Âgé de 70 ans, Bolsonaro a quitté l'hôpital DF Star à Brasília, où il avait été admis le 24 décembre dernier pour une opération de routine liée à une hernie inguinale. La décision de la Cour suprême a été rendue peu après sa sortie de l'établissement médical. « Contrairement aux affirmations de la défense, l'état de santé de Jair Messias Bolsonaro ne s'est pas aggravé », a soutenu Alexandre de Moraes, un juge influent de la Cour.
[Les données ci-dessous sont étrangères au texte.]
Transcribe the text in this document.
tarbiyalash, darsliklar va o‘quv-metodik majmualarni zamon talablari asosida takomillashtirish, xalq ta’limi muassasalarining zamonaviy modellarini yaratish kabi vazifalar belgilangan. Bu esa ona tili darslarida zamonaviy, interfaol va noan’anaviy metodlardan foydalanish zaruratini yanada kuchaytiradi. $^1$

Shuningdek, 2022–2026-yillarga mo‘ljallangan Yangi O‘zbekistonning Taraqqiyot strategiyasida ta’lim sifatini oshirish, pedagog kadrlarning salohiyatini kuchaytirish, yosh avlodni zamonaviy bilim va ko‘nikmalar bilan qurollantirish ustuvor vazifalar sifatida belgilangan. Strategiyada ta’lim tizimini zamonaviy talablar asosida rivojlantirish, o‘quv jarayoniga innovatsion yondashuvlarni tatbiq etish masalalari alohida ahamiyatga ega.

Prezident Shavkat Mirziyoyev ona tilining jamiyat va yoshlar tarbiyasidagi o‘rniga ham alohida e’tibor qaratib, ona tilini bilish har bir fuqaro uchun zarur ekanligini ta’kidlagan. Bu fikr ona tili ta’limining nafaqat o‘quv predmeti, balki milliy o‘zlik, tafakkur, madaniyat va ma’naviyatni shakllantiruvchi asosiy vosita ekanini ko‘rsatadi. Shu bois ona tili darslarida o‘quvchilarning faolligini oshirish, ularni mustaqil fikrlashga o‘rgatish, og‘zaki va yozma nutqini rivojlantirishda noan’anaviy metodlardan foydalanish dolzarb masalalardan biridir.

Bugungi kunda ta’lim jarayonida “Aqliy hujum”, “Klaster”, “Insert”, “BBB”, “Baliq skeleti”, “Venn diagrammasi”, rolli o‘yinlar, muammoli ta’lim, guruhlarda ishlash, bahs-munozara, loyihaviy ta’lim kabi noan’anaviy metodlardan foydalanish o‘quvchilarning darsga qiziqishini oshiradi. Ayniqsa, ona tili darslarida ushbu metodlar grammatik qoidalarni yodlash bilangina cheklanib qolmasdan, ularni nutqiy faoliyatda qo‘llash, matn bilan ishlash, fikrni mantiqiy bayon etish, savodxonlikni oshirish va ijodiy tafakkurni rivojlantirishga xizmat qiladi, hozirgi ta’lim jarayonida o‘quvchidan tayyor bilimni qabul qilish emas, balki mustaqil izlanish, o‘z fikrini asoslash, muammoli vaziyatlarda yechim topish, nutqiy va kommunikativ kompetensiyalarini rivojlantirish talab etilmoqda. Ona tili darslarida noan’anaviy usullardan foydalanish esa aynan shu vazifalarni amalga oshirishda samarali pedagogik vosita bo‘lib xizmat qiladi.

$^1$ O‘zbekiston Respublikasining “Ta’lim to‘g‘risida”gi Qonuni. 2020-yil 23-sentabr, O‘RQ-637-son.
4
Les avocats du leader d'extrême droite soutiennent que son retour en prison pourrait entraîner une dégradation de son état de santé, en raison des séquelles de l'agression au couteau qu'il a subie en 2018. Plusieurs experts en droit, comme le professeur de droit pénal Luís A. Ribeiro, affirment que ce cas met en lumière les tensions entre la justice et la santé des personnes condamnées. Il a commenté : « La question de la santé des détenus ne doit jamais être négligée, mais elle doit aussi être équilibrée avec la justice. »
Cette décision n'est pas sans relancer le débat sur l'état du système judiciaire brésilien, déjà en proie à de nombreuses controverses. La situation de Bolsonaro attire l'attention des médias internationaux, dans un pays où le climat politique continue d'être tendu. Les partisans de Bolsonaro, tout comme les membres de l'opposition, scrutent chaque développement avec une vive anticipation.
Alors que l'ancien président purge la plus longue peine de prison de son histoire, les implications de ce cas pour l'avenir politique du Brésil sont considérables. Les analystes se demandent si cette affaire pourrait influencer les élections à venir ou remodeler le paysage politique du pays.